Miró otra vez al agua y mediante gestos entendí que lo que quería era darse un baño.
Mi boca quedó repentinamente seca al imaginar su cuerpo desnudo mojado por el agua salada y mis piernas tuvieron que hacer un tremendo esfuerzo para sostenerme. La fuerza de mi deseo quedó reducida a cenizas ante su intensa mirada azul, la cual me obligó a cumplir su muda orden y regresar a la cabaña para darle privacidad por más que yo quisiera permanecer en la playa junto a ella o, mejor aún, en el agua.

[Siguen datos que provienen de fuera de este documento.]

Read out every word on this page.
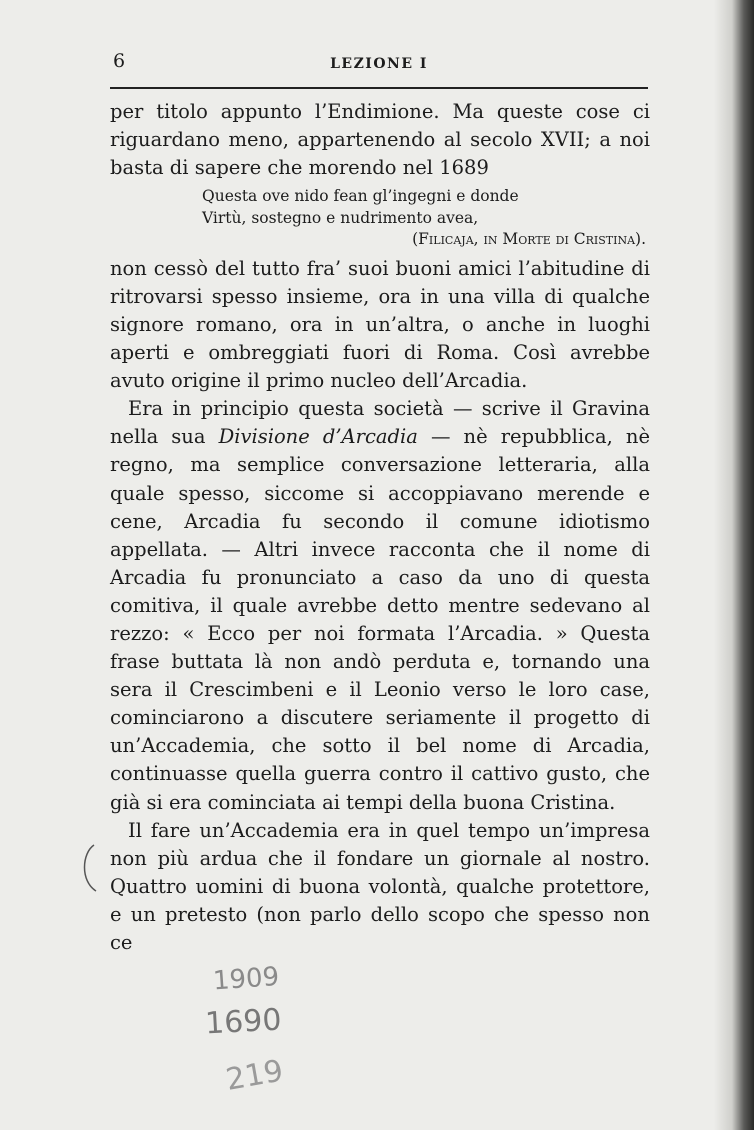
6	LEZIONE I

per titolo appunto l’Endimione. Ma queste cose ci riguardano meno, appartenendo al secolo XVII; a noi basta di sapere che morendo nel 1689

Questa ove nido fean gl’ingegni e donde
Virtù, sostegno e nudrimento avea,
(Filicaja, in Morte di Cristina).

non cessò del tutto fra’ suoi buoni amici l’abitudine di ritrovarsi spesso insieme, ora in una villa di qualche signore romano, ora in un’altra, o anche in luoghi aperti e ombreggiati fuori di Roma. Così avrebbe avuto origine il primo nucleo dell’Arcadia.

Era in principio questa società — scrive il Gravina nella sua Divisione d’Arcadia — nè repubblica, nè regno, ma semplice conversazione letteraria, alla quale spesso, siccome si accoppiavano merende e cene, Arcadia fu secondo il comune idiotismo appellata. — Altri invece racconta che il nome di Arcadia fu pronunciato a caso da uno di questa comitiva, il quale avrebbe detto mentre sedevano al rezzo: « Ecco per noi formata l’Arcadia. » Questa frase buttata là non andò perduta e, tornando una sera il Crescimbeni e il Leonio verso le loro case, cominciarono a discutere seriamente il progetto di un’Accademia, che sotto il bel nome di Arcadia, continuasse quella guerra contro il cattivo gusto, che già si era cominciata ai tempi della buona Cristina.

Il fare un’Accademia era in quel tempo un’impresa non più ardua che il fondare un giornale al nostro. Quattro uomini di buona volontà, qualche protettore, e un pretesto (non parlo dello scopo che spesso non ce

1909
1690
219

El tiempo transcurrió de un modo insoportablemente lento mientras estuve encerrado en los confines de mi cabaña. O esa fue al menos mi impresión pues apenas parecieron producirse cambios en la tonalidad del firmamento que observaba a través de la ventana.
No soporté más ese encierro y decidí salir de allí en contra de lo que la decencia y el sentido común me dictaban. Recorrí la distancia que separaba mi cabaña de la orilla sin pensar en nada, sin hilvanar ningún pensamiento coherente que no tuviera relación con mis inmensas ganas de estar de nuevo con Sereia. No importaba que hubieran pasado solo unos pocos minutos, yo ya quería verla otra vez.
Solo unos pasos me separaban de mi destino cuando me detuve en seco sin poder creer por segunda vez en aquel día lo que mis ojos veían: Sereia estaba dejando resbalar mi camisa por sus hombros, dejándolos al descubierto.
¿Aún no se había desnudado ni tomado el baño que quería? ¿Tan poco tiempo había pasado? ¿Estaría comenzando a enloquecer por su causa y por ello me había enajenado al punto de perder la noción del tiempo? Ni siquiera supe cómo era capaz de pensar en un momento así pues estaba convencido de que cualquier reducto de racionalidad que pudiera quedar en mi cuerpo había desaparecido cuando la prenda dejó de cubrir su arqueada espalda.
Algún sonido debió escapar de mi garganta pues Sereia se giró en mi dirección y yo me sentí morir al ver sus pechos apenas cubiertos por sus doradas guedejas. La brisa marina provocó que parte de su cabello terminara ocultando su boca privándome de la visión de sus apetitosos labios.
Nuestras miradas conectaron mientras ella apartaba los mechones de su rostro al tiempo que dejaba caer finalmente la camisa sobre la arena, quedando expuesto por completo para mí ese cuerpo de inefable belleza, de una hermosura que no podía ser descrita con palabras.
No fui capaz ni de tragar saliva ante esa visión, mucho menos cuando Sereia humedeció sus labios y los entreabrió para pronunciar una palabra que en mi mente retumbó como un eco infinito en una profunda caverna: «Ven»
Y eso hice. Fui hacia ella hasta que únicamente quedó entre nosotros la distancia de un suspiro.
No hicieron falta más palabras, ni por su parte ni por la mía; no fue necesario que nuestras bocas hablaran pues ya lo hacían nuestras miradas cargadas de pasión.